Publication: Monitor Volume: 6 Issue: 23

On February 1, the Chechen armed formations defending Djohar, the breakaway republic’s capital, left the city and headed into the mountains. On the way out of the city, the rebels engaged Russian units, and two well-known rebel field commanders, Khunkarpasha Israpilov and Islambek Ismailov, were killed. In addition, a car ferrying Shamil Basaev–one of the most influential Chechen rebel field commanders–and Djohar Mayor Leche Dudaev–nephew of the late Djohar Dudaev, Chechnya’s first president–out of the city hit a mine. Dudaev was killed in the blast and Basaev was severely wounded. Doctors were forced to amputate one of Basaev’s legs (NTV,, Radio Liberty, February 1; see the Monitor, February 1).

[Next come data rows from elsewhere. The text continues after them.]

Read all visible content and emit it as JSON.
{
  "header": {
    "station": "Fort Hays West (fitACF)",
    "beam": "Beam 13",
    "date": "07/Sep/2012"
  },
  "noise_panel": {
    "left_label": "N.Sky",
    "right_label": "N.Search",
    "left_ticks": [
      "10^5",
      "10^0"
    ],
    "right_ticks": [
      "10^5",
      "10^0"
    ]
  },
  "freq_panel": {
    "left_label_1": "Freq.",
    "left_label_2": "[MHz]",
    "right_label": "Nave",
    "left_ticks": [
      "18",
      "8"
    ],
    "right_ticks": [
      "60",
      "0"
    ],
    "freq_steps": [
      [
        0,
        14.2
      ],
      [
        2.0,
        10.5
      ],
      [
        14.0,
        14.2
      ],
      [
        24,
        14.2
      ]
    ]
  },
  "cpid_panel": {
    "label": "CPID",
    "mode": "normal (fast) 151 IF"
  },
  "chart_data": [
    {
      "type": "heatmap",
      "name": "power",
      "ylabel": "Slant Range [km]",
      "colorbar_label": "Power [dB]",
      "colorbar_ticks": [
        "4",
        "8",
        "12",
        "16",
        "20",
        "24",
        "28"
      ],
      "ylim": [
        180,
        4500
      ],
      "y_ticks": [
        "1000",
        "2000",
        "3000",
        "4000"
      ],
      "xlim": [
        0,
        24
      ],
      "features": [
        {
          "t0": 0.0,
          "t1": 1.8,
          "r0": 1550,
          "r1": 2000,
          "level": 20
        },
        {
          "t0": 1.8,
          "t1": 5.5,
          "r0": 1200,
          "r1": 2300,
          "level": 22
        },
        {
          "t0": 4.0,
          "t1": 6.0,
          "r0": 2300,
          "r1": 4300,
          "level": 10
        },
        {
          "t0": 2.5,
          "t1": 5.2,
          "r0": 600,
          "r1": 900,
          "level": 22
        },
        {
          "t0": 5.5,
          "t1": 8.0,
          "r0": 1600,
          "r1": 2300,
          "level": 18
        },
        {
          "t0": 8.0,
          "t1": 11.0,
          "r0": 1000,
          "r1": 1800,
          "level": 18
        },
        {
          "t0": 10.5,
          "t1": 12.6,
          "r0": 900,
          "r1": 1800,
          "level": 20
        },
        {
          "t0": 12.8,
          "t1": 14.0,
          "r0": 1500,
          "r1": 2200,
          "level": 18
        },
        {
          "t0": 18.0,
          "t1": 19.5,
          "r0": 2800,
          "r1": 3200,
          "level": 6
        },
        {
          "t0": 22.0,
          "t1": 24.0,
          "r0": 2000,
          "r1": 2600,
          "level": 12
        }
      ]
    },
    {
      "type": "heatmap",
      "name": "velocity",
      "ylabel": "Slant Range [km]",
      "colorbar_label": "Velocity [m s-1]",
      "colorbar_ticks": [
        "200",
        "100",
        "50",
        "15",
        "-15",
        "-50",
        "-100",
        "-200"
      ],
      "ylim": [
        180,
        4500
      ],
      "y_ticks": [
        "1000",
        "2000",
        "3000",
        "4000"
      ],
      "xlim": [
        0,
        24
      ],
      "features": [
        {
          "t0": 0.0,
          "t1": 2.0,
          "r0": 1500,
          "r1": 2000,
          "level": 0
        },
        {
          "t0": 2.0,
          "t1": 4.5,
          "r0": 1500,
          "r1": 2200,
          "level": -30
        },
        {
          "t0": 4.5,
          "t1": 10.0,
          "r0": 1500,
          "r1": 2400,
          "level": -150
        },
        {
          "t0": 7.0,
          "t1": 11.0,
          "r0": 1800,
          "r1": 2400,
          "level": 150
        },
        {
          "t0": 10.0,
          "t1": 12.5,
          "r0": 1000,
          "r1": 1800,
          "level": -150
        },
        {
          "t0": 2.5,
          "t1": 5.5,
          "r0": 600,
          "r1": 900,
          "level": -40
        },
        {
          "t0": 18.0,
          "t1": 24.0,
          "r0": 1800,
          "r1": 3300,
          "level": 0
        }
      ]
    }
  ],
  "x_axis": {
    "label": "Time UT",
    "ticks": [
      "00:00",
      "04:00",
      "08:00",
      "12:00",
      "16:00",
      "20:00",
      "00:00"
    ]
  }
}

This report should be considered nothing short of sensational. That the Chechen rebels left Djohar is in itself no surprise, given that the rebels themselves conceded that they would have to leave the capital sooner or later and carry on their fighting in the mountains. In February 1995, during the first military campaign in Chechnya, the rebels managed to leave the city with very nearly no losses. This time, however, a key rebel leader was put out of action.

Shamil Basaev was the commander of the June 1995 operation to seize the town of Budennovsk in Stavropol krai, and went on to become one of the most influential of the Chechen field commanders. His popularity was comparable to that of Aslan Maskhadov, the Chechen army’s chief of staff who went on to become the republic’s president. Khunkarpasha Israpilov participated in both the Budennovsk raid and the January 1996 raid on the Dagestani town of Kizlyar, in which Chechen field commander Salman Raduev and his forces took several hundred hostages. Islambek Ismailov was in charge of the defense of the Chechen capital.

The death of these two field commanders, and the fact that many Chechen fighters did not manage to circumnavigate Russian checkpoints while leaving the city, indicates that the federal forces managed for the first time to effectively encircle the rebels. This achievement could change the entire course of the war in Moscow’s favor. If the federal forces manage to blockade the rebel forces in the mountainous regions, the rebels, robbed of food and ammunition, will eventually be forced to give up. On the other hand, it is still early to speak of an impending victory for Moscow, given that the Russian forces will be at a disadvantage in fighting the rebels in the mountains, where guerrilla tactics can be effectively employed (see the Monitor, February 1).